嫌いになりたい
正面から聞こえる呆れた溜息。
苛立ちを感じた私は聞こえない振りをした。
「……めーい」
返事なんてしない。
「ほんとはわかってるくせに」
「……何を」
「おかげで現役合格できたわけでしょ?」
一際落ち着いた声とは反対に、私は、うっ、と怯んだ。
「完璧柊汰くんのおかげじゃん!命の恩人じゃん!」
どこからかビシッという効果音が聞こえてきそうなほど。
苑実は失礼なくらいに人の顔を指差していた。
「落ちてたら私とも会えてないわけだし」
「それは否めないけど」
「否めないどころか100%そうだから。私も感謝したいくらいだよ。
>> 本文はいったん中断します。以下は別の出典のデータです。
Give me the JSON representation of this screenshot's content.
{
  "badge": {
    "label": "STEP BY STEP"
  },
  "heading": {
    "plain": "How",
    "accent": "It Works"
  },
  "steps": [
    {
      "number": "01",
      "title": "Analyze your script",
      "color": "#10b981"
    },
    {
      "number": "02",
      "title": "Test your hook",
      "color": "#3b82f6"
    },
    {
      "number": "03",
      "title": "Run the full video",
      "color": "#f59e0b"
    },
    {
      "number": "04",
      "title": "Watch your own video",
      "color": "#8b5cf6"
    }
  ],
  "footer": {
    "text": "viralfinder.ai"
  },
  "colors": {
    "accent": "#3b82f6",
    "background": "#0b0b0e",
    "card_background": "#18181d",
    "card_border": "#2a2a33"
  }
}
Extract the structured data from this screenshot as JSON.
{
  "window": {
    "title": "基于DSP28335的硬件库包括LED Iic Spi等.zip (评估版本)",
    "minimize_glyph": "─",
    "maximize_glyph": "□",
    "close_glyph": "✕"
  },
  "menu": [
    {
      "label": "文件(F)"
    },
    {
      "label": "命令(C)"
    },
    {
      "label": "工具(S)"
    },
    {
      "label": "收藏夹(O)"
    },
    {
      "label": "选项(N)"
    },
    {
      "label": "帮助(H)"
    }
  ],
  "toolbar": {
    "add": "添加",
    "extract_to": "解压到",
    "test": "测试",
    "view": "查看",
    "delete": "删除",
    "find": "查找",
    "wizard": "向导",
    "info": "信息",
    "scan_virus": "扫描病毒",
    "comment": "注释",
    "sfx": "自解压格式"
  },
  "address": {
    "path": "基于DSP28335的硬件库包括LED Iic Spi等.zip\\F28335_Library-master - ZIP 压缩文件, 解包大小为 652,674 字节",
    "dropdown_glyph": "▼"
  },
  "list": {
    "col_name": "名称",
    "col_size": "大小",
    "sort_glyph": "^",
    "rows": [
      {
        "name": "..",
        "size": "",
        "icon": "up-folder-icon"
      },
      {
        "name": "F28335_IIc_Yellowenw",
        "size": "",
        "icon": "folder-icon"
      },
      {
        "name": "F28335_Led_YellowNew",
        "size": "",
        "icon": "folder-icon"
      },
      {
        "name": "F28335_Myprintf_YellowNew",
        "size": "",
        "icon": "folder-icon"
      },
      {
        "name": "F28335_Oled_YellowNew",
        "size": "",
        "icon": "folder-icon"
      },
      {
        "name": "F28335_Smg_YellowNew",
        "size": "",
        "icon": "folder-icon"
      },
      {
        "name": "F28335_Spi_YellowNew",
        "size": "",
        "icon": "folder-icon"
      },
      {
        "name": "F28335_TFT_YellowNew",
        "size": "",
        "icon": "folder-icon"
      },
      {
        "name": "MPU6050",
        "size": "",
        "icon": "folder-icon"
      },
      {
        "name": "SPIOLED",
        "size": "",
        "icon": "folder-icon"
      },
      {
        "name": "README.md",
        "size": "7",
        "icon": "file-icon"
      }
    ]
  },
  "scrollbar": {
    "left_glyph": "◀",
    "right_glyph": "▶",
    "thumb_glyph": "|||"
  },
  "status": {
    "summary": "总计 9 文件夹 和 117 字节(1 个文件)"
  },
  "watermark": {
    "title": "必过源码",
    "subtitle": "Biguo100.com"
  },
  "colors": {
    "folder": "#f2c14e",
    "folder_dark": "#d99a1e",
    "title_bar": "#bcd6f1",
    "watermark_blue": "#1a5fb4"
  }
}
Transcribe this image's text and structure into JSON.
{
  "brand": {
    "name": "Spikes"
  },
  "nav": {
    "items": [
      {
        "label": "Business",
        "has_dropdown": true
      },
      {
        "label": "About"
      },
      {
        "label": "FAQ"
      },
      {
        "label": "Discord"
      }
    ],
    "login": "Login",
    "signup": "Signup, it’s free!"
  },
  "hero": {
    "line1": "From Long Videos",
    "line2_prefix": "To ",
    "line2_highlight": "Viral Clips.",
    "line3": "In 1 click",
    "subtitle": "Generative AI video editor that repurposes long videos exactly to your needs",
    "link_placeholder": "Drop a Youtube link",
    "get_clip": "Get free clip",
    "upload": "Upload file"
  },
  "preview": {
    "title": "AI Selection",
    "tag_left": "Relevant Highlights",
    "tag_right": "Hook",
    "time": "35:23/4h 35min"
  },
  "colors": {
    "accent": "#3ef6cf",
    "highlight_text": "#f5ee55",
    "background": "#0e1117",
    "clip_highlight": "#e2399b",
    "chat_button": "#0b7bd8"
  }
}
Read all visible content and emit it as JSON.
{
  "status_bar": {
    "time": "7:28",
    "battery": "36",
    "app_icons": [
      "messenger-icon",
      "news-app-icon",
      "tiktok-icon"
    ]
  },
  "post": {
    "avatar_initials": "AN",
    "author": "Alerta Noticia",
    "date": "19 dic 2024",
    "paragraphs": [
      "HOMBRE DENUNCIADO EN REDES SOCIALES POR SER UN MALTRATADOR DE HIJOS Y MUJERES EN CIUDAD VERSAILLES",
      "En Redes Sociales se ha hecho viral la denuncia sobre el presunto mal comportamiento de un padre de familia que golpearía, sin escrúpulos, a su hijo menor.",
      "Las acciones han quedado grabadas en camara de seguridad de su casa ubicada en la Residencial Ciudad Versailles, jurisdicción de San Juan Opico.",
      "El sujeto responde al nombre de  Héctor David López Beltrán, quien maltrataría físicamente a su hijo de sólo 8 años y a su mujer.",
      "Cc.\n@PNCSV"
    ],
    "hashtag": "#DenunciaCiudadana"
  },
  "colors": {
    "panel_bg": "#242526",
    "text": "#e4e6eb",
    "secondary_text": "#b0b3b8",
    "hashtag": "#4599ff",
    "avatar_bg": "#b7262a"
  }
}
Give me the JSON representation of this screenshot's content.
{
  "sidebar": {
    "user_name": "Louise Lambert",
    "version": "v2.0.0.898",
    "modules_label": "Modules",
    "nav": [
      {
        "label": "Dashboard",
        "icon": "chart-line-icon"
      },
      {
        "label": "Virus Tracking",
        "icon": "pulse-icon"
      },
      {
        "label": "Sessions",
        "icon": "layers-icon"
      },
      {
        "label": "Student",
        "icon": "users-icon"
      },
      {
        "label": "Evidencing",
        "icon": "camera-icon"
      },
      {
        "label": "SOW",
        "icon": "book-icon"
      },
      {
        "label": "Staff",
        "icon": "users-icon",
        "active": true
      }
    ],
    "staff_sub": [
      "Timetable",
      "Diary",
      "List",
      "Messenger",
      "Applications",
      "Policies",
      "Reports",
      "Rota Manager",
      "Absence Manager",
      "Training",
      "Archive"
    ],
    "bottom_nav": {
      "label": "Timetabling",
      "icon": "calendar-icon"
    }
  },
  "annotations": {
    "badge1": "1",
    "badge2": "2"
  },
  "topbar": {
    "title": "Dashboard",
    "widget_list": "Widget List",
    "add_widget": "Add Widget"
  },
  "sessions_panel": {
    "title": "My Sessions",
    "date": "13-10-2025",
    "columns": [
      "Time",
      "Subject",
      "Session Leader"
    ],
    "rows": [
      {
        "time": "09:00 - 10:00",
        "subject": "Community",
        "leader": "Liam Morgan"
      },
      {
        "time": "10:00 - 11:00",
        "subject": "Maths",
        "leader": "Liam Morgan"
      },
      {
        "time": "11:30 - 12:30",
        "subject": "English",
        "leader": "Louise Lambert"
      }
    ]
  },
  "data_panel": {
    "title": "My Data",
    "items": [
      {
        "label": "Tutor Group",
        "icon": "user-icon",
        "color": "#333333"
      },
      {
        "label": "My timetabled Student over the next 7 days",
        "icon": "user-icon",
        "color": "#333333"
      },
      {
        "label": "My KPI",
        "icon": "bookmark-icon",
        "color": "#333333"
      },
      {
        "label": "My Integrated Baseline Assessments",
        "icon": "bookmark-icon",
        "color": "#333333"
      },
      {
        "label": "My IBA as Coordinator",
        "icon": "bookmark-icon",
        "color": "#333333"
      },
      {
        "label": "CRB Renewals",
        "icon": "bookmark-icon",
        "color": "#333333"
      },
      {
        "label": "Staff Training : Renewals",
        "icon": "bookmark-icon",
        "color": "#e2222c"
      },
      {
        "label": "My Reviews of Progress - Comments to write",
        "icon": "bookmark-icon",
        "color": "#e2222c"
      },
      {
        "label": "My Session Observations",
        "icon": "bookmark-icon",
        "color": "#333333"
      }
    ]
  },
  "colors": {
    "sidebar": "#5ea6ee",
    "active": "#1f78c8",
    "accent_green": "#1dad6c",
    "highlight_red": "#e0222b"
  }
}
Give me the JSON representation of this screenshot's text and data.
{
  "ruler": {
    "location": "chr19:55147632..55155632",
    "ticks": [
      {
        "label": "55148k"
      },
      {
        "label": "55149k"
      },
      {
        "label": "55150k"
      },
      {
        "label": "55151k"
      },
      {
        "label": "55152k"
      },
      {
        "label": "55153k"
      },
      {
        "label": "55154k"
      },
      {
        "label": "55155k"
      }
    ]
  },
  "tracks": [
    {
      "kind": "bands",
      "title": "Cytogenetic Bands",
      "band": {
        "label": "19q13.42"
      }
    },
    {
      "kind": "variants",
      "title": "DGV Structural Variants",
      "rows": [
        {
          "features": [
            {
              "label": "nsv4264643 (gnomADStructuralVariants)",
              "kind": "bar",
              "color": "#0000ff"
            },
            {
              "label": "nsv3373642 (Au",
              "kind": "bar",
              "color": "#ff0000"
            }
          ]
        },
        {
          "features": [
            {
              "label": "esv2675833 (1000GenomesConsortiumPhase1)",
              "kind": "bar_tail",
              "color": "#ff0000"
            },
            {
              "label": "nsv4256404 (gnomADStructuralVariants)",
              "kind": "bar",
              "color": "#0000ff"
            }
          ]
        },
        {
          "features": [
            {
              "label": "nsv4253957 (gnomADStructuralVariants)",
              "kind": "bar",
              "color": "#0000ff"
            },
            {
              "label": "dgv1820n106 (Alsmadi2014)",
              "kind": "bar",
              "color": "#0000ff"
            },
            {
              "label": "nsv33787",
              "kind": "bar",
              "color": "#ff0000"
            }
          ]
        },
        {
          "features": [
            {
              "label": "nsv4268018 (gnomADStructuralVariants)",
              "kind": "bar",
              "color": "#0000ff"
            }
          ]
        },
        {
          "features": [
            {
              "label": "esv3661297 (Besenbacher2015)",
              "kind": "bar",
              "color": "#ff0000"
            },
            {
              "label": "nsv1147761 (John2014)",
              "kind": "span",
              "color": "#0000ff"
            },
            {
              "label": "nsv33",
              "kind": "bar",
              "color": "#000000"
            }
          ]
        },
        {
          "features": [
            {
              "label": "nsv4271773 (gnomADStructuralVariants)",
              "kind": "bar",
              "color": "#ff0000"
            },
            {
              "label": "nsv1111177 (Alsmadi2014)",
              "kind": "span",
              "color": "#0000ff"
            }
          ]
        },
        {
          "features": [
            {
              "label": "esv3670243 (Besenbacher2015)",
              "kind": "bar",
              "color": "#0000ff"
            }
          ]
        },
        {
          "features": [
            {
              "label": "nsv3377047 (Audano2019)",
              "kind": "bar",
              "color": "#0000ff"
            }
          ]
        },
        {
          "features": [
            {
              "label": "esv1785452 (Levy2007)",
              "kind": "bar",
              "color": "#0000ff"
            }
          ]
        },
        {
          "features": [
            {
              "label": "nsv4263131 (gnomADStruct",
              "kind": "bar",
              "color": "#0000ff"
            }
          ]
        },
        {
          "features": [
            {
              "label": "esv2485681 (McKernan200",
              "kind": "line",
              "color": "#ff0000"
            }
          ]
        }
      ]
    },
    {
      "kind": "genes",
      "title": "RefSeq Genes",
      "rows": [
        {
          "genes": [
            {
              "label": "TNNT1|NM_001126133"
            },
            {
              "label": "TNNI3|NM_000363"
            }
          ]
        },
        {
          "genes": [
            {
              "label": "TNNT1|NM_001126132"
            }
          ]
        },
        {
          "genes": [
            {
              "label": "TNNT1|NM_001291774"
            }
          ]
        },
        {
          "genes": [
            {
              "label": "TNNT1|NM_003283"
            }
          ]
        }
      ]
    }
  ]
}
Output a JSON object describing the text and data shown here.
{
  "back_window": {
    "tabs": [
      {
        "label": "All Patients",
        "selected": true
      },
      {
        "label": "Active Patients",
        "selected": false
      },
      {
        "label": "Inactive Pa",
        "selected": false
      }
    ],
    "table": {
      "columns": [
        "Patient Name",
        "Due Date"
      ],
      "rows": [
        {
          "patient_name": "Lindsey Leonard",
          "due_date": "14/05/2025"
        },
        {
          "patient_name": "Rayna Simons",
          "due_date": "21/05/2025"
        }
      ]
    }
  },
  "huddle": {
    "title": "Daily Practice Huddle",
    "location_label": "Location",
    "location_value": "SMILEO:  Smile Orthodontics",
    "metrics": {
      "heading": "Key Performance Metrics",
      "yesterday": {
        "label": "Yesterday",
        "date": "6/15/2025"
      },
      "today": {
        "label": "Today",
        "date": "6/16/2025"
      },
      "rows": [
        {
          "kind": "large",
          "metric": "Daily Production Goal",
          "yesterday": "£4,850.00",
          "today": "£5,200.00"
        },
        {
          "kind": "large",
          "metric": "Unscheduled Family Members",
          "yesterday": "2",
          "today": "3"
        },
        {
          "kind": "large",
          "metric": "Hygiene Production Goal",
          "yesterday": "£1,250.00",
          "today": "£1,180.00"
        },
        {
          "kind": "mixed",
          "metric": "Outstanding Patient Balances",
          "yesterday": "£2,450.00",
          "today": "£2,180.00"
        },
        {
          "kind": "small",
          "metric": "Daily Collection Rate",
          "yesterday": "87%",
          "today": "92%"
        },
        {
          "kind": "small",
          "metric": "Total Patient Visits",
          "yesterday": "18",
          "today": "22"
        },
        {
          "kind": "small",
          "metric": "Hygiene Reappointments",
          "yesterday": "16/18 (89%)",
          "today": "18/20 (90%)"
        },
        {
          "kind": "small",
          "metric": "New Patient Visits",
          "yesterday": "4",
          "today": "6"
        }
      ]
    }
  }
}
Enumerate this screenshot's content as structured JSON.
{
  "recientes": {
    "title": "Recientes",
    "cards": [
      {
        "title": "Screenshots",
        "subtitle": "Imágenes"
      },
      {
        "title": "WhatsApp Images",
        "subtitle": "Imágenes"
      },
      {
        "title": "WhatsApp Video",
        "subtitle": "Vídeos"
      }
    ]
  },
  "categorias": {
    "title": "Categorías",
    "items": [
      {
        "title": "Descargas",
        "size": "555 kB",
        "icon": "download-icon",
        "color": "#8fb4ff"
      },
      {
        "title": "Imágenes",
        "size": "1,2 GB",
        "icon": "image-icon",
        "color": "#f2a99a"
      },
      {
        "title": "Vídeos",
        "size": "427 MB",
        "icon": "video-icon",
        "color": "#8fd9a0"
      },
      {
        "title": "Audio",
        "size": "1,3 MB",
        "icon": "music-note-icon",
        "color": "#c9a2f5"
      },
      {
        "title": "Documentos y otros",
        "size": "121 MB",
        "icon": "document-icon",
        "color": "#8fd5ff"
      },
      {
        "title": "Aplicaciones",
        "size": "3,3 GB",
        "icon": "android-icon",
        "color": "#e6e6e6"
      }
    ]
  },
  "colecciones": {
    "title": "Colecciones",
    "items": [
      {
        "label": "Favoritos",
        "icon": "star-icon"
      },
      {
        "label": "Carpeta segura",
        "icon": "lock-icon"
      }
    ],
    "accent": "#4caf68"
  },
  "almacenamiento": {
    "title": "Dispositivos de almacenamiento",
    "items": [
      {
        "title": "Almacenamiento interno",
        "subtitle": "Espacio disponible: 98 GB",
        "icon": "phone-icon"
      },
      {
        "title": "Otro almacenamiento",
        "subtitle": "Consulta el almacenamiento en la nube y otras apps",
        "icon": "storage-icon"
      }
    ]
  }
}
足向けて寝れないレベルでしょ」
そう言うと、苑実は今さら真面目に右手を動かし始める。
基本おふざけ担当のくせに、ごく稀に的を射る発言をする。
「……そうでゴザイマスネ」
そう、頭ではわかっている。
時々放たれるそれが的確すぎて、居心地を悪く感じても。
彼女の言うことはなにひとつ間違っちゃいないと。
柊汰がいなければ私はここにいない。
今頃3度目のセンター試験に向けて、必死に机にかじりついていたかもしれない。
たった一人で、思うように進まない受験勉強に嫌気が差しながら、でも、やらなければ受かるはずもないから隠せない焦りと共に勝負の日までを過ごしていく。
完全なる悪循環の中で、私は合格なんて手に出来たのだろうか。